JAKARTA – Direktur Eksekutif Institute for Development of Economics and Finance (Indef) Enny Sri Hartati telah memprediksi bahwa kontraksi pertumbuhan ekonomi pada sepanjang 2020 disebabkan oleh anjloknya tingkat konsumsi rumah tangga.

Analisa tersebut kemudian dibenarkan oleh laporan Badan Pusat Statistik (BPS) yang menyebut bahwa konsumsi rumah tangga amblas ke level minus 2,63 persen yang merupakan cerminan dari rendahnya daya beli masyarakat.

Selain itu, Enny juga mengungkapkan bahwa faktor lain yang membuat pertumbuhan ekonomi nyungsep pada tahun lalu adalah rendahnya pembentukan modal tetap bruto (PMTB) atau yang kerap disebut investasi.
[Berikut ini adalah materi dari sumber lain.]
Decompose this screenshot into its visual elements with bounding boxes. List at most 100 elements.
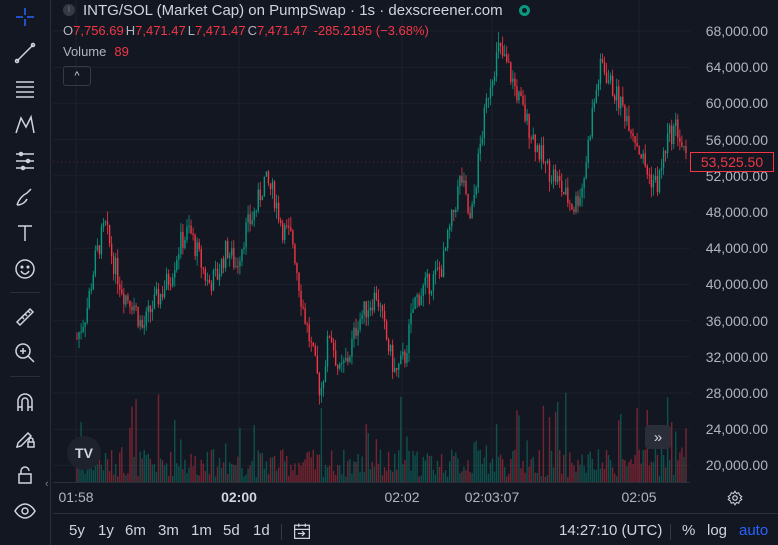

“Konsumsi turun apalagi sampai minus sudah pasti investasi akan ikut turun. Ini karena 80 persen produk yang dihasilkan oleh investasi terserap oleh pasar dalam negeri. Jadi upaya strategis yang bisa dilakukan pemerintah adalah menjaga konsumsi tetap stabil,” ujarnya kepada VOI, Jumat, 5 Februari.

Adapun dana Pemulihan Ekonomi Nasional (PEN) yang digulirkan pemerintah terbukti tidak mampu menahan laju kontraksi pertumbuhan.

“Kalau narasi yang dibangun oleh pemerintah dengan mengatakan bahwa kalau tidak ada dana PEN pertumbuhan bisa lebih dalam lagi minusnya, ini saya pikir bukan jawaban yang relevan,” tuturnya.

Enny menegaskan bahwa harus ada sebuah ukuran yang bisa menghitung berapa efektivitas dari penggunaan dana PEN yang ratusan triliun itu.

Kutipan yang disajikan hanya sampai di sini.